In celebration of Concordia's 130th anniversary of service, we're periodically posting excerpts from our history book. Additionally, each issue of our magazine, called Faith in Caring, for this year will feature a page on our continually shaping history.
The excerpt below is about Luther Crest and some of the many things the Concordia farm was used for. Feel free to comment, call us at 724.352.1571 or e-mail us if you have any questions and enjoy!
Just as the farm proved the ideal site for the yearly festival, it was equally attractive to the members of the supporting churches for parish picnics, camping trips, and other outdoor celebrations. Over the years, many a church group headed to the farm where they could enjoy the space, clean air, and beauty of the Home's country setting.
In time, accommodating all these groups with the necessary facilities grew increasingly burdensome. The Board did the best they could, but the Home's resources could only stretch so far.
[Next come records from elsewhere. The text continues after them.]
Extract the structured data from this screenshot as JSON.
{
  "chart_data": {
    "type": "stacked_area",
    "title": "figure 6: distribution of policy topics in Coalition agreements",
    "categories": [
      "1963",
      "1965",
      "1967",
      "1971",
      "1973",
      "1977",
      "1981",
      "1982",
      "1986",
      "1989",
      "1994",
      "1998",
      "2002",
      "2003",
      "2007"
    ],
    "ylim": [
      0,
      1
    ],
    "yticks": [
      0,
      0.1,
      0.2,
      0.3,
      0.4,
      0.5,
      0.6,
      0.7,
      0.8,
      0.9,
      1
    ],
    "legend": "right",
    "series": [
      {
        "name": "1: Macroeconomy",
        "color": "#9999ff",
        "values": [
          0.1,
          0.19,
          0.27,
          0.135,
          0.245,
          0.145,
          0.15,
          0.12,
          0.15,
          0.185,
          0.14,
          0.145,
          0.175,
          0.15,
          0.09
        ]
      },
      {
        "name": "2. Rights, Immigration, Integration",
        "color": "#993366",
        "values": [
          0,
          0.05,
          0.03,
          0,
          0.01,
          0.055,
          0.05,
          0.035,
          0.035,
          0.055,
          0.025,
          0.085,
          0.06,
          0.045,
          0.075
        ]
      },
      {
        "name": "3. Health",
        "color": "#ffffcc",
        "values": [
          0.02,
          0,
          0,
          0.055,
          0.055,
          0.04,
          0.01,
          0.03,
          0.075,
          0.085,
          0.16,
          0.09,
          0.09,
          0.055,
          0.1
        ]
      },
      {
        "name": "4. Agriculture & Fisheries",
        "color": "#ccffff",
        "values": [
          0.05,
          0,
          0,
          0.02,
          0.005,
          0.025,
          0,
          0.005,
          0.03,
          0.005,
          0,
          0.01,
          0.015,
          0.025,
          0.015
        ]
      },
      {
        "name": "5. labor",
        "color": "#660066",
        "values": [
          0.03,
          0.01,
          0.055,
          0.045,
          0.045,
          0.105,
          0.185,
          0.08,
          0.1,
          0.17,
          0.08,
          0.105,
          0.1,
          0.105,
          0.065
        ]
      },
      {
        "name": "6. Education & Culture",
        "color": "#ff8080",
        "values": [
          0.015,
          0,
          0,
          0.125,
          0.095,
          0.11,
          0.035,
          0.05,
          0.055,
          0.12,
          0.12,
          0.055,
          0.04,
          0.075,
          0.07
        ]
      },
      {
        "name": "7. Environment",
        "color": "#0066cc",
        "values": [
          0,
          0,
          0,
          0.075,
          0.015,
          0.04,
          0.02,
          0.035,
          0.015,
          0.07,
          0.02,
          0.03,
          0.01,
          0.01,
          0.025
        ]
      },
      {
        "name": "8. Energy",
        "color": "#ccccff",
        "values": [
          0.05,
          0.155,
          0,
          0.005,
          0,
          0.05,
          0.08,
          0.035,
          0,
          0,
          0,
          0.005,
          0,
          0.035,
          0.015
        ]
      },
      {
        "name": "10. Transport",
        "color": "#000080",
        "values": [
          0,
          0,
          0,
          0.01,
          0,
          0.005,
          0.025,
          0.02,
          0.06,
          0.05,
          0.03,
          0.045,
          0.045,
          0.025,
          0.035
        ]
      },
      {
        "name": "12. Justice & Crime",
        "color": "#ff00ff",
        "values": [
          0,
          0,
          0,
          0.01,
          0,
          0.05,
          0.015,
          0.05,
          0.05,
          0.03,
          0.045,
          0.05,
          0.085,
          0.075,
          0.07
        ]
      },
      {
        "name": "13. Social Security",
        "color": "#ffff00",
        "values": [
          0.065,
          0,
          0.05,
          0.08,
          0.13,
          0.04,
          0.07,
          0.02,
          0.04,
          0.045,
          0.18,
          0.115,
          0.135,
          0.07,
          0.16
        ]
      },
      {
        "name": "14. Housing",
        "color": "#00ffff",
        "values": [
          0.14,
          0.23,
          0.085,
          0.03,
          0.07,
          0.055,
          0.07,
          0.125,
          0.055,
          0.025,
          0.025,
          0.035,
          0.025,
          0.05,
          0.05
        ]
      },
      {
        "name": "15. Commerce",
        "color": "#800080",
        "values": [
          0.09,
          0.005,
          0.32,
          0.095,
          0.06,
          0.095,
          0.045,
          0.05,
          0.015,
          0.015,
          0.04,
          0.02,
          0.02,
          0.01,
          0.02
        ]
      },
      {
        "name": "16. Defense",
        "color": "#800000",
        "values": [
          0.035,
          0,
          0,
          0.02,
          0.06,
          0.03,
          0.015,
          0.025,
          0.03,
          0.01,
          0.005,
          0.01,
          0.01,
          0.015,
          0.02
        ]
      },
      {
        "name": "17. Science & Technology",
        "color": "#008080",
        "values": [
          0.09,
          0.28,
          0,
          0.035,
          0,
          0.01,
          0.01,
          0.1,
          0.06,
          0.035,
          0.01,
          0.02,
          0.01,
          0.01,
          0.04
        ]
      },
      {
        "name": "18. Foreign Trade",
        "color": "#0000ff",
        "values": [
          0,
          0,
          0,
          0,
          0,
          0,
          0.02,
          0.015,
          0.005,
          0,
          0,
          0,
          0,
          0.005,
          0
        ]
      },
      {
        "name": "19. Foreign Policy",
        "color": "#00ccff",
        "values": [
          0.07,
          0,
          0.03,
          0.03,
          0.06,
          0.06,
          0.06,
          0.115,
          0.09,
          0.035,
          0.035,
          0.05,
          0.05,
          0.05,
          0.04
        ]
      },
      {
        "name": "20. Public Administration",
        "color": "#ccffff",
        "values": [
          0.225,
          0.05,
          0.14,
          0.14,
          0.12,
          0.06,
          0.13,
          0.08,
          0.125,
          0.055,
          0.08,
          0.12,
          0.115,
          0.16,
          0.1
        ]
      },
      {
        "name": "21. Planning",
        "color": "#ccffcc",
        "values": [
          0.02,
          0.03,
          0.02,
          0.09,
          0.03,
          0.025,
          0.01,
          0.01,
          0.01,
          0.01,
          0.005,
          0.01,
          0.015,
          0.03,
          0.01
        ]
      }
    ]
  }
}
But as was so often the case in Concordia's history, a group of dedicated volunteers rose to the occasion and took the lead in improving the grounds for these gatherings. In 1958, Luther Crest was formed as a non-profit group with a board of directors that included six laymen and three pastors. Led by Butch Bicker and Chuck Purucker, the first items on their agenda were the baseball field and camping area.
In these early years, Concordia supporters would converge on the farm when the apple trees were heavy with ripe fruit. In addition to selling the apples, they also produced apple cider for sale, with all proceeds invested back into improving Luther Crest facilities. It's also been said that couples would meet and become sweethearts during apple picking time!
It was only natural that many of the group activities centered on the old barn constructed in 1918 (which was built after the original had burned down.) In 1971, the members of Luther Crest announced a plan to transform the barn into a modern facility with activity, cooking, eating, and restroom areas. Louise Colteryahn provided a generous gift towards this project in memory of her mother (whose maiden name was Thoma) which lent the name Thoma Center to the new area. In time, two cabins would be constructed nearby as well.
In 1974, the group received another $50,000 grant from the Aid Association for Lutherans to help complete the project. However, the grant was conditional on Luther Crest securing enough volunteer labor to work on the renovations.
In time, Luther Crest became as much a "destination" as the formal name for the organization that sustained it. Among other things, family and school reunions, weddings and retreats were held there as well as Sunday School classes and summer camps.
Mr. Herb Davis, longtime president of Luther Crest and chairman of the Luther Crest committee within Concordia' Board of Directors, devoted countless hours to overseeing the organization's activities and facilities. But as was the case with the Concordia Ladies' Aid Society, Mr. Davis passed away in 1996 and without new members, Luther Crest's fortunes waned as well. In anticipation of new construction, the barn was dismantled in the early 2000s and rebuilt on the grounds of a private residence on Bonniebrook Road; the two cabins were taken down permanently.
Its structures may be gone, but Luther Crest still lives fondly in the memories of all those who camped there, and especially the now long married couples who first met in that sweet apple orchard.